The baby girl two-step
What happens here, and especially in right-wing spaces, is a sort of two-step by which women are both unfairly infantilized and inappropriately aged up. Girls are described as sexually mature, even knowingly seductive. Yet right-wing male influencers and religious leaders insist on the essential helplessness and submissiveness of women.
I recently wrote about the right-wing push to disenfranchise women. One of the leading figures in that movement, Christian nationalist Joel Webbon, has made the case that women are meant to be childlike in their submission to men. As Webbon argues:
You won't let women vote? Well, our society doesn't let five-year-olds vote…Are you saying that a woman is like a child? Yes. But not intellectually. I'm not saying that. The question is how? In what way is a woman like a child? She is like a child in the way that God has appointed men to protect them. Women are not supposed to be leading the way, they're to be protected.
In his now-infamous interview with Tucker Carlson, rising fascist star Nick Fuentes laid the drop-off in marriage and birth rates at the feet of liberal women, though he insisted they were acting against their inherent natures and desires by embracing feminism:
Of course I think all women naturally want strong men. They naturally want a Chad. They want like a tall, buff guy. None of them want to work either…They like these vague appeals to equality. ‘We want a chance to work! And we want respect!’ And ultimately, I think the whole political system is just based around women never being accountable for any of their choices…I think a lot of men are looking at women and they’re very liberal, they’re overweight, they have a very high estimation of themselves.
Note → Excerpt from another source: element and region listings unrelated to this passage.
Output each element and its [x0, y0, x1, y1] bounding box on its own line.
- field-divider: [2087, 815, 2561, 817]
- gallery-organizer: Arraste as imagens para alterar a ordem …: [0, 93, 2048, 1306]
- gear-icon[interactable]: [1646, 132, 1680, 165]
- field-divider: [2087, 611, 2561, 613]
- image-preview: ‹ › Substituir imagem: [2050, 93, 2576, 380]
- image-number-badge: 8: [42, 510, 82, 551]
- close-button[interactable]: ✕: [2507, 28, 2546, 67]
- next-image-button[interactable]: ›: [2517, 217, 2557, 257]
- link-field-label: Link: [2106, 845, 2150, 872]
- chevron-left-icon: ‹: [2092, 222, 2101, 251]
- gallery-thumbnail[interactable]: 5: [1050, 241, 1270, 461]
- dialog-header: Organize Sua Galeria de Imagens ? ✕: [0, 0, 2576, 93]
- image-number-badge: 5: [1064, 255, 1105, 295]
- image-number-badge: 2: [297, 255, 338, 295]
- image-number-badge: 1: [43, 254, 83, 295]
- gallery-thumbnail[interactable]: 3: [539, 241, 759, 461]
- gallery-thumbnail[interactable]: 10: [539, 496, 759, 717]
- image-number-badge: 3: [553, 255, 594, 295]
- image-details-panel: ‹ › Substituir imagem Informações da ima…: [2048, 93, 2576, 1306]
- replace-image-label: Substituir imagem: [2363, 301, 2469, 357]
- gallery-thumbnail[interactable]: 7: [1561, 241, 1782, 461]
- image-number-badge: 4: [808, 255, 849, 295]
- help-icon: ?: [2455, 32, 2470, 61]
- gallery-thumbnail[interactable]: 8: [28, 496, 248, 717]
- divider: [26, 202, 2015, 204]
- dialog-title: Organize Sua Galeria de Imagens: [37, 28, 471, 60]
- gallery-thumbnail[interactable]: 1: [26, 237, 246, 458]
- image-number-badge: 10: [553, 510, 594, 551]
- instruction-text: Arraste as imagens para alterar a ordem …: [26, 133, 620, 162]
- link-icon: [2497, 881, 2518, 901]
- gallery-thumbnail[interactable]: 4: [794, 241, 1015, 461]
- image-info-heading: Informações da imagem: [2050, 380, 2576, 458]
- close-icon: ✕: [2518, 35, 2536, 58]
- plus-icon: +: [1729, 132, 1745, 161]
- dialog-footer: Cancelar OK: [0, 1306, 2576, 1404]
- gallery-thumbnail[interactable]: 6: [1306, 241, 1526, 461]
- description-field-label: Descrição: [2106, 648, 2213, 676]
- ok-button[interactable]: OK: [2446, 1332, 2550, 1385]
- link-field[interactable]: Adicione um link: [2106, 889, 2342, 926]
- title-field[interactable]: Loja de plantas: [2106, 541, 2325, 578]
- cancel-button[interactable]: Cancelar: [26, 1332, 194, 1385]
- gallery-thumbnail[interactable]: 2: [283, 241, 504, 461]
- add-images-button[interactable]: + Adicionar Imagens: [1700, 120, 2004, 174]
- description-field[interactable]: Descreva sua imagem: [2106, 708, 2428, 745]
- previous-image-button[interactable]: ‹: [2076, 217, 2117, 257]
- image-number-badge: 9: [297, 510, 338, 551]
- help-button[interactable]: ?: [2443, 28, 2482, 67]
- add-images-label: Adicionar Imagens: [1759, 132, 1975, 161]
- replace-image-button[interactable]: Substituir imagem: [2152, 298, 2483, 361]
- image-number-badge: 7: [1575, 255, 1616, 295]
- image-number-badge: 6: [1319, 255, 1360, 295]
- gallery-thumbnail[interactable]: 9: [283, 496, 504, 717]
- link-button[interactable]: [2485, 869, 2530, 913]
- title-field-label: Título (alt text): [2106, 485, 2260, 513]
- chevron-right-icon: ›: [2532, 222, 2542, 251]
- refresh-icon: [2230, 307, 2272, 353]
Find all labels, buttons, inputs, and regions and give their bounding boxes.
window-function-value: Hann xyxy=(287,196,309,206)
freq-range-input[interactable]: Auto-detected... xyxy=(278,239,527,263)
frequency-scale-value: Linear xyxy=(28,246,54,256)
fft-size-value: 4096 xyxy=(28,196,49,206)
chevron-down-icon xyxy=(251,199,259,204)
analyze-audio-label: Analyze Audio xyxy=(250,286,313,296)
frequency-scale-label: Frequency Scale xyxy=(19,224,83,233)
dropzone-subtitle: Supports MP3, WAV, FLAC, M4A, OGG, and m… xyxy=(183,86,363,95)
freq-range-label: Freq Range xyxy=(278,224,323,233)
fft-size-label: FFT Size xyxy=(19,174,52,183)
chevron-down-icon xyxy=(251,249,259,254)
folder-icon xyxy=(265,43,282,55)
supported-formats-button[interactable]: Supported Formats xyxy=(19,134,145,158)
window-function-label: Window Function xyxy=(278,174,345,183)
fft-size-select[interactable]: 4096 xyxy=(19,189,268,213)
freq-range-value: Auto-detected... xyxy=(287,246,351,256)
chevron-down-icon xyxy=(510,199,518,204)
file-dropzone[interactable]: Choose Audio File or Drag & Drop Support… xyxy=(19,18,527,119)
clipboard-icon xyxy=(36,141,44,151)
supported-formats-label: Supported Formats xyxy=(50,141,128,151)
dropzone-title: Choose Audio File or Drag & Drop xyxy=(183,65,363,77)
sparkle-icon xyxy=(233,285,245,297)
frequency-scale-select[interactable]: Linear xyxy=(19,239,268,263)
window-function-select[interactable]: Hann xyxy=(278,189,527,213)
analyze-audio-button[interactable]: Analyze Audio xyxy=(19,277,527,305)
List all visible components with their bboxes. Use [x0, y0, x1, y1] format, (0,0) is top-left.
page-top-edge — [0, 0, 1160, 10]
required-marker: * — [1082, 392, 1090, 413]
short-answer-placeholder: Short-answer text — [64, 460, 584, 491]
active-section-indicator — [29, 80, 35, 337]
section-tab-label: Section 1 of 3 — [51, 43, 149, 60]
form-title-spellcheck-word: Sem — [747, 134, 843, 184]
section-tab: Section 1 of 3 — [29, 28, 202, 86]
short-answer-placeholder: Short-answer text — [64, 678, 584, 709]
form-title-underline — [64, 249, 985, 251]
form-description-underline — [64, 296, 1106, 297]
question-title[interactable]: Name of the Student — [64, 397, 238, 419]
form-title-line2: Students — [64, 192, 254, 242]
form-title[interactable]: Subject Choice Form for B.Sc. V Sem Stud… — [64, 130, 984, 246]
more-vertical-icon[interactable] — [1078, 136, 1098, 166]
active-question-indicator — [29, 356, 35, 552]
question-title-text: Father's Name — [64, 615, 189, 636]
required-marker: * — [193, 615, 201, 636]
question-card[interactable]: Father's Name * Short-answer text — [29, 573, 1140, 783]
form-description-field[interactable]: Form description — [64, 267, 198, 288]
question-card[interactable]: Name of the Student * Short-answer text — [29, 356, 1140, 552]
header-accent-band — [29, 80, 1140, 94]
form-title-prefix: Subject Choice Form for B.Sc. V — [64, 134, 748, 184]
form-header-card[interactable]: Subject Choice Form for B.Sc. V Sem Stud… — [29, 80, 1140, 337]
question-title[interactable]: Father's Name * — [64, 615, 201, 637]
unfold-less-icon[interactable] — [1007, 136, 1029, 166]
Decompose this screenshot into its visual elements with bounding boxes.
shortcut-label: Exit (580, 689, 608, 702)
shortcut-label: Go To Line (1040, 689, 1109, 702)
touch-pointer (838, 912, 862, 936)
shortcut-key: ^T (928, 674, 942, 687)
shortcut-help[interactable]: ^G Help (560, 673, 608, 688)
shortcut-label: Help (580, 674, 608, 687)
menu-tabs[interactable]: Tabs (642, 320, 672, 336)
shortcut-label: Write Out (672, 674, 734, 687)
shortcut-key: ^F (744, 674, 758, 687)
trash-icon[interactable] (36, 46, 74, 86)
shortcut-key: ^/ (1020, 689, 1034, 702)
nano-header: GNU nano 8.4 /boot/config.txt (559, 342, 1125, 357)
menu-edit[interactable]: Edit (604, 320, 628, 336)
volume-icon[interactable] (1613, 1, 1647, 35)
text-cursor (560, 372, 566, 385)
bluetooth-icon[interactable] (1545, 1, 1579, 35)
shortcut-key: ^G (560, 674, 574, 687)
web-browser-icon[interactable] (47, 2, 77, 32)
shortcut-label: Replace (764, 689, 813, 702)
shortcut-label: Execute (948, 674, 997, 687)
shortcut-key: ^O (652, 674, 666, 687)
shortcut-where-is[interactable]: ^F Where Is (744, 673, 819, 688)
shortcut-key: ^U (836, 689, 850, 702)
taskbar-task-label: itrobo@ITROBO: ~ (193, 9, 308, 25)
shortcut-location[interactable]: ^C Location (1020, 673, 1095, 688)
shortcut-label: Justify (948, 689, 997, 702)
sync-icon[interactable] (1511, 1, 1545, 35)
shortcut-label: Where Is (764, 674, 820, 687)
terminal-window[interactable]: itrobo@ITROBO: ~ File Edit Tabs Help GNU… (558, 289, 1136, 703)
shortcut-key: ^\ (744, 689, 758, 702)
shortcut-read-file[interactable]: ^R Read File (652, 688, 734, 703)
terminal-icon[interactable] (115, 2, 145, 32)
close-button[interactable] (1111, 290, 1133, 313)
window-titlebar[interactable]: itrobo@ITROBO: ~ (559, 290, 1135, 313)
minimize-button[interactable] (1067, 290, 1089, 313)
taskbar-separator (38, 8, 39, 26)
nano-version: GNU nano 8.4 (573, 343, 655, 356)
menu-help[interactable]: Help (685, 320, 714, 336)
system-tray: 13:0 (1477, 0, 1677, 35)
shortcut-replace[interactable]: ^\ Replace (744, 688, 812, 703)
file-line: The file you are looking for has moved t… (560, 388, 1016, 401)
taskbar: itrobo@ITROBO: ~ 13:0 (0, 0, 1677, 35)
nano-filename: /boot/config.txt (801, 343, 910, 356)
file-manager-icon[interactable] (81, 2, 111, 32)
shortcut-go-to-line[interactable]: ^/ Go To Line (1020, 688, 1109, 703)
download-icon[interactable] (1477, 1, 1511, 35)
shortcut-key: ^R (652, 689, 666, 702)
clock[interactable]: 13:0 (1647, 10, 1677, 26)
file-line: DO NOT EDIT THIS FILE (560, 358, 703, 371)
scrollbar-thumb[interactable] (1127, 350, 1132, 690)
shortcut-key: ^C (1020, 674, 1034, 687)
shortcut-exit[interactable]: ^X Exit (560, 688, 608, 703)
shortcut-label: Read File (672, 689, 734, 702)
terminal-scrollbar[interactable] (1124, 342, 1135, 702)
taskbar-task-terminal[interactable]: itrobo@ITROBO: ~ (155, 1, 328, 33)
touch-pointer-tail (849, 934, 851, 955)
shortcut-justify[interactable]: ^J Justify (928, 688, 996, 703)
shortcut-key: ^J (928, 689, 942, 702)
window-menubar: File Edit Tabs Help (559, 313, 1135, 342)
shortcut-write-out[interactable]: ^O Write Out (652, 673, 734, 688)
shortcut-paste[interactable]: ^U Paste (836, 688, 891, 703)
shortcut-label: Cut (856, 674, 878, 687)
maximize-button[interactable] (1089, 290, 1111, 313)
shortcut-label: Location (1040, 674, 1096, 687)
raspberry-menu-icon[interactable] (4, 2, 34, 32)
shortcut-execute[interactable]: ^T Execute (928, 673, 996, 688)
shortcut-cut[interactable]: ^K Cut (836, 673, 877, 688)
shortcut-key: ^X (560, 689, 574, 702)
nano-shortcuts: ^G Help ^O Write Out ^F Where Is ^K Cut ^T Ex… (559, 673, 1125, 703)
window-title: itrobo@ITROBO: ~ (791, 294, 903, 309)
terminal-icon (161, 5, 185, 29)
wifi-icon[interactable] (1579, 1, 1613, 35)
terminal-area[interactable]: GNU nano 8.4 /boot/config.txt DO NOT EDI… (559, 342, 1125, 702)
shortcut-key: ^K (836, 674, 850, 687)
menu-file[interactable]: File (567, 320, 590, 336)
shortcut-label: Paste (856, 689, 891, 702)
People call it ‘hoeflation.’ Their sense of their own looks and sexual value is very inflated. And so a lot of people are looking at these like frumpy, obnoxious, loudmouth, liberal women, who are also very promiscuous, and saying, ‘This is not actually appealing at all. And I don’t want to start a family with a person like this.’
For his part, Carlson stressed that this male supremacist view is actually one that benefits women:
If you believe in the patriarchy, as I fervently do ‘cause it’s just reality, you know. We didn’t choose the system. We were born into a system that is part of nature. Can’t get out of it. So if you believe that’s true, which it is, then you think men should lead.
Carlson added that he does not “know a single happily married woman who is a liberal.”
The reasoning here is a bit convoluted. Women are both pliant creatures who are best served by submitting to a strong male figure, but they are also rebellious and intemperate, incapable of doing what’s in their own best interest. In Fuentes’s words, women even “want to be raped.”
On one hand, yes this is undoubtedly extreme. But is it fringe? Of course, I don’t think many pastors would stand up on Sunday and suggest women want to be raped. But just how far is such a declaration from the constant, pervasive insistence that young girls must keep every curve and smile in check, lest they rouse an uncontrollable beast in the men around them.
Moreover, as outrageous as Webbon and Carlson’s statements on male leadership are, they carry the same infantilizing logic that turns young women into sexual footballs to be handed off from their strict, protective fathers to their loving but dominant husbands. The only place along the way where women have agency is in their choices not to tempt the men around them and not to sully their own purity.
This does, in the end, do harm to men and women—to boys and girls. No young boy benefits from being taught he is a perverted sex monster who cannot control his own thoughts and actions. And neither does the world. We live, unfortunately, in one made by such boys grown into men.